AU NATUREL MAKES A COME BACK

Using natural materials in the construction of buildings and homes is nothing new. Elements like bamboo, straw, rammed earth, adobe (sun-baked mud brick) and thatch were all vital in the making of almost every kind of pre-historic building structure. Sustainable materials were in abundance just waiting to be harvested and used—nature at your fingertips. Everything was DYI. If you wanted a home you’d gather what was nearby, get ingenious, and build something solid.

Of course that was prior to the breakthrough of iron and steel and factories and full-time jobs and the transportation boom and the information age. Well folks, the pendulum always swings. There is renewed interest in incorporating those same natural materials into building construction. Not only do they lessen environmental impact but they also offer uniquely random characteristics not found in common material; for example—the stunningly beautiful, inherent surface details of a rammed-earth wall or the sculpted pattern of a troweled adobe floor.

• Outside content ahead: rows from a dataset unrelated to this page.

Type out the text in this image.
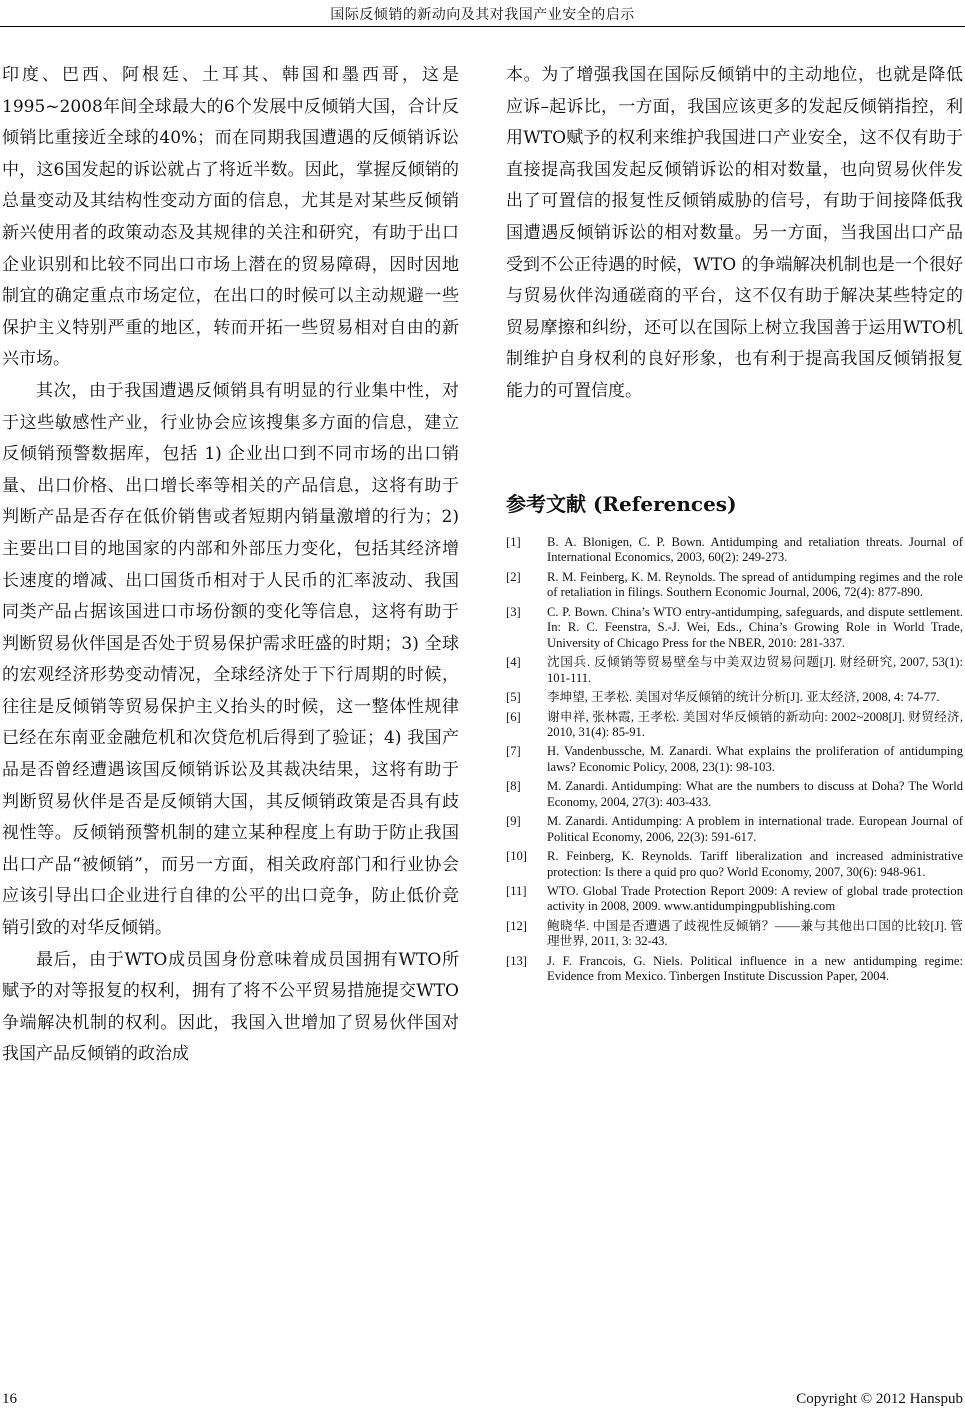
国际反倾销的新动向及其对我国产业安全的启示

印度、巴西、阿根廷、土耳其、韩国和墨西哥，这是1995~2008年间全球最大的6个发展中反倾销大国，合计反倾销比重接近全球的40%；而在同期我国遭遇的反倾销诉讼中，这6国发起的诉讼就占了将近半数。因此，掌握反倾销的总量变动及其结构性变动方面的信息，尤其是对某些反倾销新兴使用者的政策动态及其规律的关注和研究，有助于出口企业识别和比较不同出口市场上潜在的贸易障碍，因时因地制宜的确定重点市场定位，在出口的时候可以主动规避一些保护主义特别严重的地区，转而开拓一些贸易相对自由的新兴市场。

其次，由于我国遭遇反倾销具有明显的行业集中性，对于这些敏感性产业，行业协会应该搜集多方面的信息，建立反倾销预警数据库，包括 1) 企业出口到不同市场的出口销量、出口价格、出口增长率等相关的产品信息，这将有助于判断产品是否存在低价销售或者短期内销量激增的行为；2) 主要出口目的地国家的内部和外部压力变化，包括其经济增长速度的增减、出口国货币相对于人民币的汇率波动、我国同类产品占据该国进口市场份额的变化等信息，这将有助于判断贸易伙伴国是否处于贸易保护需求旺盛的时期；3) 全球的宏观经济形势变动情况，全球经济处于下行周期的时候，往往是反倾销等贸易保护主义抬头的时候，这一整体性规律已经在东南亚金融危机和次贷危机后得到了验证；4) 我国产品是否曾经遭遇该国反倾销诉讼及其裁决结果，这将有助于判断贸易伙伴是否是反倾销大国，其反倾销政策是否具有歧视性等。反倾销预警机制的建立某种程度上有助于防止我国出口产品“被倾销”，而另一方面，相关政府部门和行业协会应该引导出口企业进行自律的公平的出口竞争，防止低价竞销引致的对华反倾销。

最后，由于WTO成员国身份意味着成员国拥有WTO所赋予的对等报复的权利，拥有了将不公平贸易措施提交WTO争端解决机制的权利。因此，我国入世增加了贸易伙伴国对我国产品反倾销的政治成

本。为了增强我国在国际反倾销中的主动地位，也就是降低应诉–起诉比，一方面，我国应该更多的发起反倾销指控，利用WTO赋予的权利来维护我国进口产业安全，这不仅有助于直接提高我国发起反倾销诉讼的相对数量，也向贸易伙伴发出了可置信的报复性反倾销威胁的信号，有助于间接降低我国遭遇反倾销诉讼的相对数量。另一方面，当我国出口产品受到不公正待遇的时候，WTO 的争端解决机制也是一个很好与贸易伙伴沟通磋商的平台，这不仅有助于解决某些特定的贸易摩擦和纠纷，还可以在国际上树立我国善于运用WTO机制维护自身权利的良好形象，也有利于提高我国反倾销报复能力的可置信度。

参考文献 (References)
[1] B. A. Blonigen, C. P. Bown. Antidumping and retaliation threats. Journal of International Economics, 2003, 60(2): 249-273.
[2] R. M. Feinberg, K. M. Reynolds. The spread of antidumping regimes and the role of retaliation in filings. Southern Economic Journal, 2006, 72(4): 877-890.
[3] C. P. Bown. China’s WTO entry-antidumping, safeguards, and dispute settlement. In: R. C. Feenstra, S.-J. Wei, Eds., China’s Growing Role in World Trade, University of Chicago Press for the NBER, 2010: 281-337.
[4] 沈国兵. 反倾销等贸易壁垒与中美双边贸易问题[J]. 财经研究, 2007, 53(1): 101-111.
[5] 李坤望, 王孝松. 美国对华反倾销的统计分析[J]. 亚太经济, 2008, 4: 74-77.
[6] 谢申祥, 张林霞, 王孝松. 美国对华反倾销的新动向: 2002~2008[J]. 财贸经济, 2010, 31(4): 85-91.
[7] H. Vandenbussche, M. Zanardi. What explains the proliferation of antidumping laws? Economic Policy, 2008, 23(1): 98-103.
[8] M. Zanardi. Antidumping: What are the numbers to discuss at Doha? The World Economy, 2004, 27(3): 403-433.
[9] M. Zanardi. Antidumping: A problem in international trade. European Journal of Political Economy, 2006, 22(3): 591-617.
[10] R. Feinberg, K. Reynolds. Tariff liberalization and increased administrative protection: Is there a quid pro quo? World Economy, 2007, 30(6): 948-961.
[11] WTO. Global Trade Protection Report 2009: A review of global trade protection activity in 2008, 2009. www.antidumpingpublishing.com
[12] 鲍晓华. 中国是否遭遇了歧视性反倾销？——兼与其他出口国的比较[J]. 管理世界, 2011, 3: 32-43.
[13] J. F. Francois, G. Niels. Political influence in a new antidumping regime: Evidence from Mexico. Tinbergen Institute Discussion Paper, 2004.
16	Copyright © 2012 Hanspub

Sustainable Award-Winning Home: Elamang Avenue by Luigi Rosselli

Sustainable Award-Winning Home: Elamang Avenue by Luigi Rosselli

The irony of this swinging pendulum is this: using natural elements like dry vegetation and heather for thatching and straw bales for insulation were employed because they were accessible and low-cost to everyone. Back then the weaving and building and harvesting and dry stacking was up to the common man. Now, a thatched ecologically friendly roof (for example) is actually cost prohibitive because of its labor intensity (assuming that you wouldn’t be thatching yourself) and is thus the choice of more affluent folks. As with all new products and services, eventually the costs will come down and utilizing natural materials will likely become the expectation rather than the exception.